Beloved Pablo
O meu filho kodé (Pablo Fontes Correia e Silva) completa o curso das Relações Internacionais aos 20 anos, bifurcando-lhe, doravante, novas rotas e decisões (seguimentos académicos e saídas profissionais, senão pés nas duas canoas) que o céu é grande e o mundo largo. Credito parte da sua conquista, a par do mérito próprio, não à espantosa sorte, mas à coerente rede de educação, acompanhamento, diálogo e afeto com que “qualquer aprendiz de Albatroz ganha a consciência de voo livre”. Haja vida, saúde, estudo, trabalho, alegria e amor. Da minha parte, o meu amor incondicional.
Assisti, pela televisão, parte do debate sobre o Estado da Nação. Escuso-me a adjetivar esse bocado contemplativo, tal era o nível de hostilidade entre os sujeitos parlamentares. Um amigo comentava, ao desamparinho enternecedor da Baía do Porto Grande, que o erro primário e geral vem sendo esta recusa de vincular ao exercício da política o dom da comunhão. Aqui chegado, deito a mão ao meu surrado e sussurrado latim (guardado para momentos de grande escabeche) este não menos bíblico apelo: Creaturae, sursum corda!
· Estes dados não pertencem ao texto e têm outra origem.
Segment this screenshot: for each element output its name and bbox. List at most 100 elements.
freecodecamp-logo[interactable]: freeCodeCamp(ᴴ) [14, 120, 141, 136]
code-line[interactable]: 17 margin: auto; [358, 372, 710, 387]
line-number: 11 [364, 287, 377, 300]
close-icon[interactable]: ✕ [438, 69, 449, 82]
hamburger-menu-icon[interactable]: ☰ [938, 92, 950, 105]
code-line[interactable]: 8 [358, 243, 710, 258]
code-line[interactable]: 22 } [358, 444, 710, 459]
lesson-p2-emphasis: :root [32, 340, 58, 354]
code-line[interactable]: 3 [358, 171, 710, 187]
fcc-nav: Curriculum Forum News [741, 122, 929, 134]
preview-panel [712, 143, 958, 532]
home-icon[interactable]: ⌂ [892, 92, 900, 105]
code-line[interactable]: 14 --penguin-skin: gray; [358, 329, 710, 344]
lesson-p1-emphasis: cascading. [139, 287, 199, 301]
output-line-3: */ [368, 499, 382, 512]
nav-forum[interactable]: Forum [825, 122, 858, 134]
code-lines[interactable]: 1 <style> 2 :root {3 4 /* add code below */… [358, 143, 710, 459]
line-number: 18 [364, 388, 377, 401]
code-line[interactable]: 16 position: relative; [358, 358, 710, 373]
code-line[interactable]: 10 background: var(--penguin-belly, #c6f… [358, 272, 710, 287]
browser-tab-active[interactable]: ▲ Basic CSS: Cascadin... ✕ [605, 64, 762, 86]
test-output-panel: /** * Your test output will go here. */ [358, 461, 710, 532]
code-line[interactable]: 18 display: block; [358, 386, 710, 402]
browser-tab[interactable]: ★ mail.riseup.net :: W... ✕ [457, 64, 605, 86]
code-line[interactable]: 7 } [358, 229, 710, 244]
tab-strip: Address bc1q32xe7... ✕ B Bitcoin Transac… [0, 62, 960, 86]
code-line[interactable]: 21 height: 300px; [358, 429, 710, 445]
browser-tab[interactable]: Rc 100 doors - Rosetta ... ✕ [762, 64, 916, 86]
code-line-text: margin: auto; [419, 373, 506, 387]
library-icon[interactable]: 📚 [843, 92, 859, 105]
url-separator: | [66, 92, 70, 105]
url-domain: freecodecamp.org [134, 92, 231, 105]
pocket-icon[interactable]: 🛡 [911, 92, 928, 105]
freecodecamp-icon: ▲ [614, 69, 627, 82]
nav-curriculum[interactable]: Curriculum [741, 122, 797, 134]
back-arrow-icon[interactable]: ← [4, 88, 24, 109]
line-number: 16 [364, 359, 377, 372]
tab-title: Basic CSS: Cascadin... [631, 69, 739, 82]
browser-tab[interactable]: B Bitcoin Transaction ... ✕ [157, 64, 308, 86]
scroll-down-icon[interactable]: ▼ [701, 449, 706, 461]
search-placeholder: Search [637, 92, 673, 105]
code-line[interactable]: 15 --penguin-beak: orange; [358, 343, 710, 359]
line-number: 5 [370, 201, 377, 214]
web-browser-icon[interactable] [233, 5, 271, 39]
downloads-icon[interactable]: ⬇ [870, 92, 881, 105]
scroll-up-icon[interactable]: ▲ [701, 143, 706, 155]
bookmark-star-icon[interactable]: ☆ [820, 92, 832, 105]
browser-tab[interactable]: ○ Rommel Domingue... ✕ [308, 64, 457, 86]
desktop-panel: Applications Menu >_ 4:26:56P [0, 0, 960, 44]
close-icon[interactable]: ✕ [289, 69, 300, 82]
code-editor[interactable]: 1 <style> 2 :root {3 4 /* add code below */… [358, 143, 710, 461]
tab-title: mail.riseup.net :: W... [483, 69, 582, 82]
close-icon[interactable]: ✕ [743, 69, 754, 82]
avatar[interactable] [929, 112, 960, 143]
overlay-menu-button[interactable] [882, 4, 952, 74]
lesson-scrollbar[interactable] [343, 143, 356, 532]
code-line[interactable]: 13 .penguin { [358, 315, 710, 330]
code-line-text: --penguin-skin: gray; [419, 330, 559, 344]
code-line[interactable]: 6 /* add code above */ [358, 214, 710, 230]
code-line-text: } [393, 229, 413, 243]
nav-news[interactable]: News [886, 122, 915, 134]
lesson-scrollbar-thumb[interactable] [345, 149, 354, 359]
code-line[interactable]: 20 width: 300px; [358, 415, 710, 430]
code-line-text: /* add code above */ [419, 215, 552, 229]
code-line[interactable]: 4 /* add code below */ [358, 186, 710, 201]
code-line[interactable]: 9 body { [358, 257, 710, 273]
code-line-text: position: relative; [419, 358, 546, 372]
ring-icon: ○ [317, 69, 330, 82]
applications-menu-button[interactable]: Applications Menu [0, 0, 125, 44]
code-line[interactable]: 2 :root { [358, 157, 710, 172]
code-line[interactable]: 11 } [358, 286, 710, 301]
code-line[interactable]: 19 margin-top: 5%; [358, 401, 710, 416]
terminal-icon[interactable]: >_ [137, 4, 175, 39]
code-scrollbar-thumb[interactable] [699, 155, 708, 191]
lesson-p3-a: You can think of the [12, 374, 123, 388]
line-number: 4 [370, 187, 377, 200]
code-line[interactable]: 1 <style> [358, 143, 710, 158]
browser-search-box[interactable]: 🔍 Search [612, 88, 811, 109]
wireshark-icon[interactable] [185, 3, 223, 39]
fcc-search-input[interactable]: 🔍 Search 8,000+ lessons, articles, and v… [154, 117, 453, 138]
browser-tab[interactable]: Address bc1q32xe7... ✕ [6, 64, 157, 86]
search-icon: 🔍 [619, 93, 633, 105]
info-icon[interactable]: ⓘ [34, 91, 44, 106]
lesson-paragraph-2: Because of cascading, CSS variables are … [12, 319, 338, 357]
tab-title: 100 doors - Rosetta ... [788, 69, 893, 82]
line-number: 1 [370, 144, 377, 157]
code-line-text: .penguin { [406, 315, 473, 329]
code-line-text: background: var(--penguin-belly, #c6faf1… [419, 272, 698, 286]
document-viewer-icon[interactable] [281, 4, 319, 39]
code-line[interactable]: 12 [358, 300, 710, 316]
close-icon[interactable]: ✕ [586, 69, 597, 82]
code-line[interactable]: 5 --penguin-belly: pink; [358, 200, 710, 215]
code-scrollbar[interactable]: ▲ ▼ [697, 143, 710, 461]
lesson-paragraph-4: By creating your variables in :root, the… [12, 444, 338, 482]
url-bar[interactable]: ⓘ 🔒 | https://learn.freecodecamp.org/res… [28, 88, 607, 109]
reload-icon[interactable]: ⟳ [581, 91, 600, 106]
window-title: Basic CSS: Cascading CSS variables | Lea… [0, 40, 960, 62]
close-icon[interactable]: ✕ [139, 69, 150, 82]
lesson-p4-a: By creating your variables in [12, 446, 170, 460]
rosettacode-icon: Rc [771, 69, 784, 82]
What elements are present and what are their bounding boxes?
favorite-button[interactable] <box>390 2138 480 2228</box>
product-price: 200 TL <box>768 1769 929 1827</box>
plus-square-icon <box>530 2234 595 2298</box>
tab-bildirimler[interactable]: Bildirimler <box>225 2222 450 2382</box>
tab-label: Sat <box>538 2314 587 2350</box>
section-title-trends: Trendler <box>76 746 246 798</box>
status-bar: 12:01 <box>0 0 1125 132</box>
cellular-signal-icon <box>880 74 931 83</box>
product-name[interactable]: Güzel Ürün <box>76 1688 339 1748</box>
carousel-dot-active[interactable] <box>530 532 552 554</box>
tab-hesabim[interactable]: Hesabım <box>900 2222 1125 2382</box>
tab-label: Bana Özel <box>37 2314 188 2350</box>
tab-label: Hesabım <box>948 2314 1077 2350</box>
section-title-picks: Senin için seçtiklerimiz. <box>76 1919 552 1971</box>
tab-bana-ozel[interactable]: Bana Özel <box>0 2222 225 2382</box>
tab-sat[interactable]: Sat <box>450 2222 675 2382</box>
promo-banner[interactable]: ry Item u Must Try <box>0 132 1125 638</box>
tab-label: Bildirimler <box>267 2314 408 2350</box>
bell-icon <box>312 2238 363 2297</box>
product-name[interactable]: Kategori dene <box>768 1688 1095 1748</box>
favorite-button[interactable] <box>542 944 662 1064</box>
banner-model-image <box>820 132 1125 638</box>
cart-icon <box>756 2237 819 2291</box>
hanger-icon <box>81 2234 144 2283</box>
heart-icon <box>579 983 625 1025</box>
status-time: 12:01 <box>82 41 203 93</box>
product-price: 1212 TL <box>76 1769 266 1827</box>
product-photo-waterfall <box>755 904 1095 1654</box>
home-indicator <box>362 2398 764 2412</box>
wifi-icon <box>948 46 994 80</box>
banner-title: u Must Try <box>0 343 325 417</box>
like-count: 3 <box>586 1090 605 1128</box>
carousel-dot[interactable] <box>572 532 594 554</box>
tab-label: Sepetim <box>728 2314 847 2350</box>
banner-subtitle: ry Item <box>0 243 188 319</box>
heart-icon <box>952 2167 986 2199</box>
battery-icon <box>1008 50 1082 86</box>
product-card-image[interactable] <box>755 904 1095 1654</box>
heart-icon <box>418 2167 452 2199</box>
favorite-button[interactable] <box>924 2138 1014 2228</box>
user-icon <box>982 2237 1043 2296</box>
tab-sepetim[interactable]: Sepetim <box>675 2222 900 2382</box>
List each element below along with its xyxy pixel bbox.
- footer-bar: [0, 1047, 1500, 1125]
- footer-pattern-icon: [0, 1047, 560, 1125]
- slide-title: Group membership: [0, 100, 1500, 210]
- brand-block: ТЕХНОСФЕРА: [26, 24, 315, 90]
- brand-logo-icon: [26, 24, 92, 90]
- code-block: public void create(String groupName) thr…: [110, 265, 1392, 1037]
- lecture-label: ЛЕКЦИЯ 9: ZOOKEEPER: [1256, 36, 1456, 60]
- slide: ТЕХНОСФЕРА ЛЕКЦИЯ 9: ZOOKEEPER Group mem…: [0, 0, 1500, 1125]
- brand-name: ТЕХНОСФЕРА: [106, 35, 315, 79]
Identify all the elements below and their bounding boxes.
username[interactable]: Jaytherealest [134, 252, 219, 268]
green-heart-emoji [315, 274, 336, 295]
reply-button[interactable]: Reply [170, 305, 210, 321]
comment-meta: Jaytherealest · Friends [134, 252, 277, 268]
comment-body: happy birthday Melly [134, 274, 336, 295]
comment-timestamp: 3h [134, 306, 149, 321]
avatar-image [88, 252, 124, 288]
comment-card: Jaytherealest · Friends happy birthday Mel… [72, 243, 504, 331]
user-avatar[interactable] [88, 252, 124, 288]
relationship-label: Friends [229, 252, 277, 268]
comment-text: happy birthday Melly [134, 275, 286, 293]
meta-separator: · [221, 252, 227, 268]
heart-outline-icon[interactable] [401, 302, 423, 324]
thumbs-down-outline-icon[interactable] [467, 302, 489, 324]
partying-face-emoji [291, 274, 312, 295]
Agora este pensamento obstinado que me remete ao “Congresso dos Ventos”, lapidar o poema de Joaquim Cardozo. A extrapolação para a enegrecida e basáltica várzea da Baía de São Pedro, tão apartada da verdejante e extensa várzea do Capibaribe, lugar de encanto para um congresso dos ilustres ventos da Terra. Adequados anfitriões seriam estes Ventos Alísios que, movimentado-se, de boca concêntrica do norte e do sul, clamam a todos ao Equador. Sabei que (cultura, política, estratégia) a alma profunda das nossas ilhas está tomada de vento. O resto, algo que também não está na dinâmica política do rancor, da intolerância, da maledicência e da paranóia, é o vigoroso canto da vida, seu vendaval sem freio, seus rodopios, volteios, caprichos, remoinhos, piões e parafusos.
Falava assim, há dias, António Guterres, Secretário-Geral da ONU: “A era do aquecimento global acabou. Começou a era da ebulição global”. Ter-me-á roubado a chave do sossego assaz alerta. A Terra a ferver e a lógica do expediente terminal. Neste inferno climático a instalar-se, viveremos o paradoxo dos vazios abertos a tudo.
Todavia, ambiguidades à parte, precisaremos de coragem ética mais radical, de insubmissão nitidamente progressista e de inequívoco amor-ternura para com a Vida. O que faz falta, minha gente?
Não me lembro se num poema de Pablo Neruda o alterar da aurora ou se, no de Manoel de Barros, o cogito de que “o esplendor da manhã não se abre com faca.”
Agora, no parapeito de mim mesmo, mais nada - nem espavento da angústia, nem estranho nimbo na aura das coisas. Fiem-se os meus amigos que nenhuma inquietação é sem propósito. Agora, baixinho, feliz pelo nosso Pablo!